Enrique iba adelante, apurando el paso, hacia la casa del “Polaco”.

– Yo tenía razón, repetía una y otra vez, mientras agitaba el brazo en alto. Detrás de él, a pocos pasos, todos los que estábamos en el boliche.

Ninguno quería perderse el desenlace de aquel absurdo y nadie sospechaba que el “Polaco” iba a decir algo que nos haría volver pensativos, y con una duda instalada para siempre.

– ¡Bieckert! ¡Bieckert!, gritaba Enrique como desaforado en la puerta de la casa de Mitre 228.

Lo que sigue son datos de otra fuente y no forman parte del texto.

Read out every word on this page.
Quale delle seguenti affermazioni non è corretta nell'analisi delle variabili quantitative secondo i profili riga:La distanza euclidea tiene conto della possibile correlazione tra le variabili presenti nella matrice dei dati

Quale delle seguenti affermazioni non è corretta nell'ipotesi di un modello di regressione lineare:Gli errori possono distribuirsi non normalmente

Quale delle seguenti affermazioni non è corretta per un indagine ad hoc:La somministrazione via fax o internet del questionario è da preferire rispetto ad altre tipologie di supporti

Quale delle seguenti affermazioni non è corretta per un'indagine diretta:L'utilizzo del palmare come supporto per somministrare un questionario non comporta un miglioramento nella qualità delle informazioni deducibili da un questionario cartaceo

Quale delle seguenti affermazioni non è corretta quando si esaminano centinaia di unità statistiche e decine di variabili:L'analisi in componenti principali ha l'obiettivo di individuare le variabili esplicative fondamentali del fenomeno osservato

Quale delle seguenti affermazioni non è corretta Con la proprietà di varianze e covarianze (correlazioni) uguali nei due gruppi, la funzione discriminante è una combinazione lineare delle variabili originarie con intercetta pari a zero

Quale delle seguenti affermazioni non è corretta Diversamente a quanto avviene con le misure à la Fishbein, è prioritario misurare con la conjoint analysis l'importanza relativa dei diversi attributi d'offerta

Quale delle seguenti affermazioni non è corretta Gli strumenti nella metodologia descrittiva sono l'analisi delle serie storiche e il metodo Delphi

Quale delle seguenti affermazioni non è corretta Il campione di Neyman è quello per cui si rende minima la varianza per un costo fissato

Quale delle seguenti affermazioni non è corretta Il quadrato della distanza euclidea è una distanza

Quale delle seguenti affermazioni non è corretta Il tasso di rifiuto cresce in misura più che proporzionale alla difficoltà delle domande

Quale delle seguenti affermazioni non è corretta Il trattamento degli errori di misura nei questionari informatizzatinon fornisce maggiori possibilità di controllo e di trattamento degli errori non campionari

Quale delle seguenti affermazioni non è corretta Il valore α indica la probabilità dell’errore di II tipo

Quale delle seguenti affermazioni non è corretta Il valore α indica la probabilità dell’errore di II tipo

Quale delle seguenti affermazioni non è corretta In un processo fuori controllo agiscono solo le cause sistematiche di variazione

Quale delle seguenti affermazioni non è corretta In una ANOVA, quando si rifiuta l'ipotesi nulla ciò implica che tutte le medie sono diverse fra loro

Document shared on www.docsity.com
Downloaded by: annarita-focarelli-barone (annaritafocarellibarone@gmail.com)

El “Polaco”, que vivía en la pieza del fondo, se asomó con una botella en la mano, se acomodó los anteojos y se acercó sonriente.

– ¡Enrique, hermano!, dijo mientras abría los brazos amistosamente.

 -¡Qué hermano ni hermano!, protestó Enrique. Hay bronca con vos.

– ¿Por qué Enrique?, preguntó el “Polaco”.

– Porque vos soñaste que me chocaste el auto, acusó Enrique. Y seguro que ibas en pedo.

– ¿Y por eso te vas a enojar?

– Sí, porque tendrías que haberme avisado, le reprochó Enrique.

El “Polaco” se encogió de hombros y dijo lo que hasta hoy nos hace dudar, sobre la locura de Enrique y su teoría.

– ¿Y que querés que hiciera Enrique….? ¡¡¡Si justo me desperté!!!